I don’t understand, shouldn’t it be d(i, j) = min(d(i-1, j-1), d(i-1, j) + 1, d(i, j-1)+1)?

It’s also mentioned in edit distance wiki

enter image description here

How do you prove if the last chars are matched, d(i, j) is d(i-1, j-1)?

following the lemma here,

I can think one way to prove this is to assert minimal is not from d(i-1, j-1) when s(i) = t(j).
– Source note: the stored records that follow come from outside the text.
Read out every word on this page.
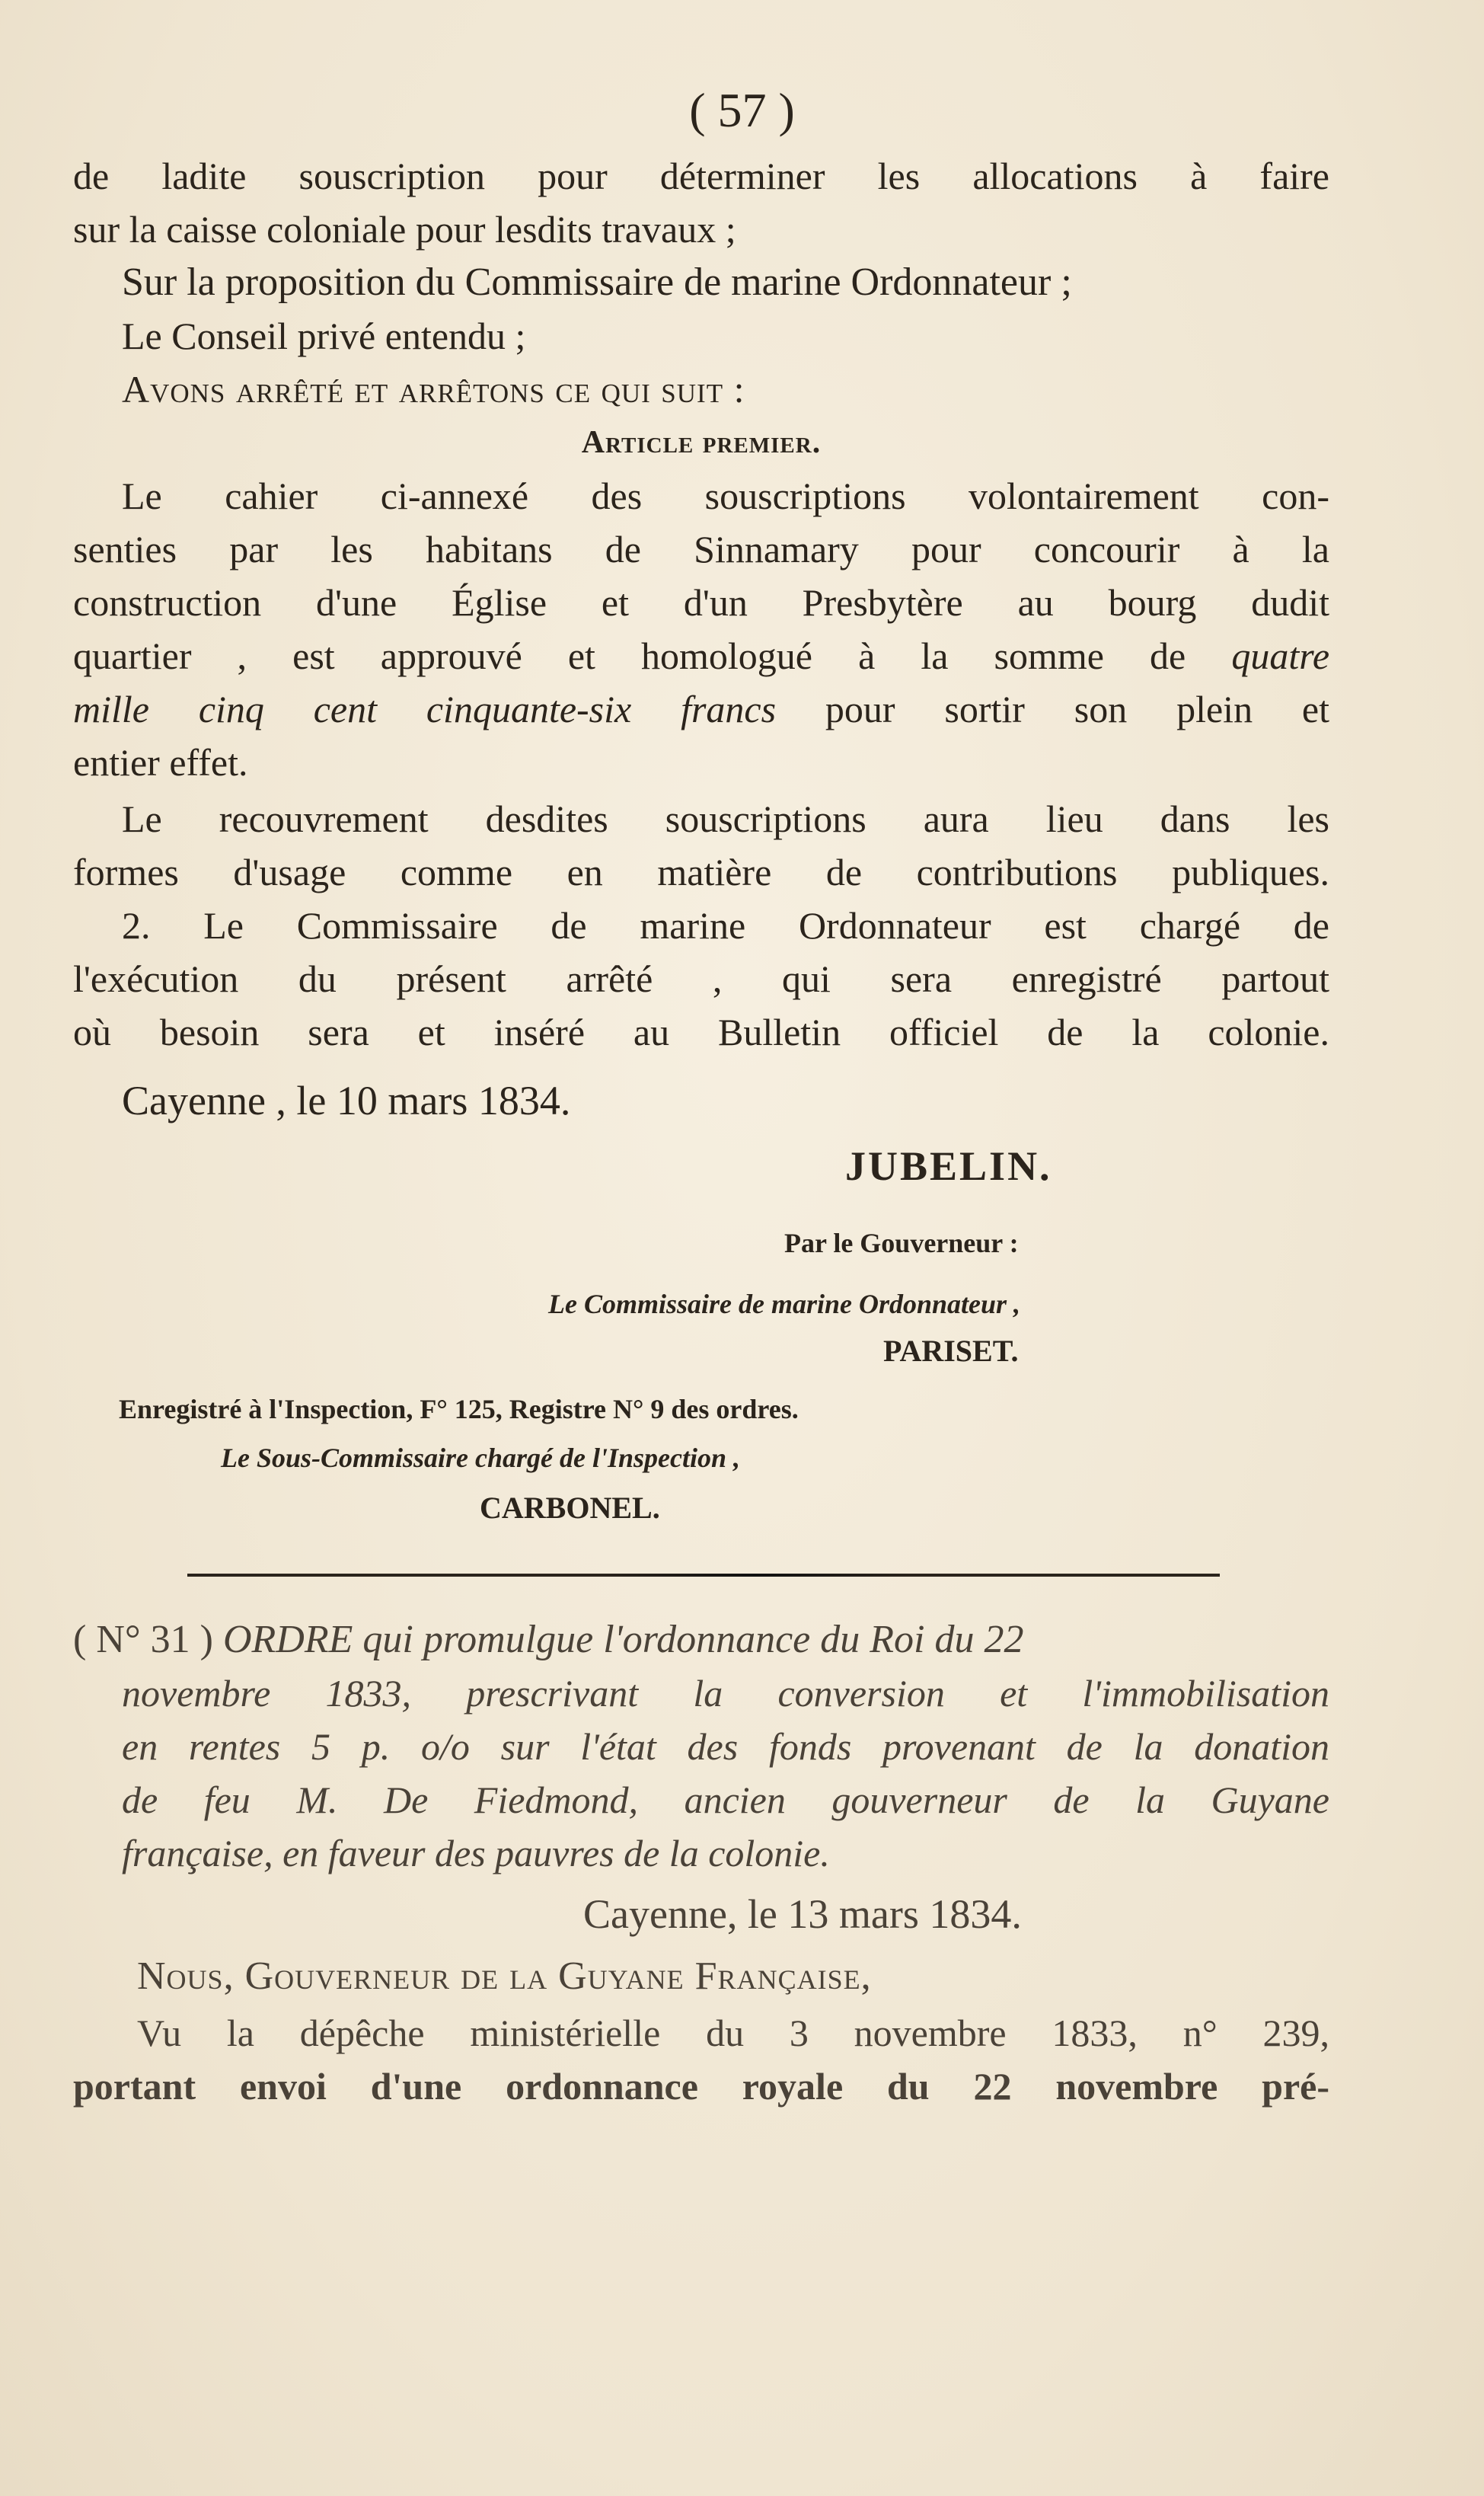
( 57 )
de ladite souscription pour déterminer les allocations à faire
sur la caisse coloniale pour lesdits travaux ;
Sur la proposition du Commissaire de marine Ordonnateur ;
Le Conseil privé entendu ;
Avons arrêté et arrêtons ce qui suit :
Article premier.
Le cahier ci-annexé des souscriptions volontairement con-
senties par les habitans de Sinnamary pour concourir à la
construction d'une Église et d'un Presbytère au bourg dudit
quartier , est approuvé et homologué à la somme de quatre
mille cinq cent cinquante-six francs pour sortir son plein et
entier effet.
Le recouvrement desdites souscriptions aura lieu dans les
formes d'usage comme en matière de contributions publiques.
2. Le Commissaire de marine Ordonnateur est chargé de
l'exécution du présent arrêté , qui sera enregistré partout
où besoin sera et inséré au Bulletin officiel de la colonie.
Cayenne , le 10 mars 1834.
JUBELIN.
Par le Gouverneur :
Le Commissaire de marine Ordonnateur ,
PARISET.
Enregistré à l'Inspection, F° 125, Registre N° 9 des ordres.
Le Sous-Commissaire chargé de l'Inspection ,
CARBONEL.
( N° 31 ) ORDRE qui promulgue l'ordonnance du Roi du 22
novembre 1833, prescrivant la conversion et l'immobilisation
en rentes 5 p. o/o sur l'état des fonds provenant de la donation
de feu M. De Fiedmond, ancien gouverneur de la Guyane
française, en faveur des pauvres de la colonie.
Cayenne, le 13 mars 1834.
Nous, Gouverneur de la Guyane Française,
Vu la dépêche ministérielle du 3 novembre 1833, n° 239,
portant envoi d'une ordonnance royale du 22 novembre pré-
Then draw contradiction.

if minimal is not from d(i-1, j-1), the minimum must come from

  1. deleting last char from s, s(i).
  2. or inserting last char from t, t(j).

If we go with 1, we need to match s(0..i-1) with t(0..j).

A: if s(i-1) != t(j),

  1. insert t(j) to end of s, we are rewinding to the original state.
  2. modify s(i-1) to t(j), it’s equvilent to deleting s(i-1) (+1) when matching s(i-1) with t(j-1), whose minimum is d(i-1, j-1).
  3. delete s(i-1) -> only viable way

B: if s(i-1) = t(j),

  1. no insert t(j), otherwise the previous deletion is redundant.
  2. no modification: equivalent to 2nd point in discussion A.
  3. deletion -> viable

Combine A and B, only deletion is acceptable and it’s impossible to match if only deletion is performed on s.

Do you guys think this proof is correct?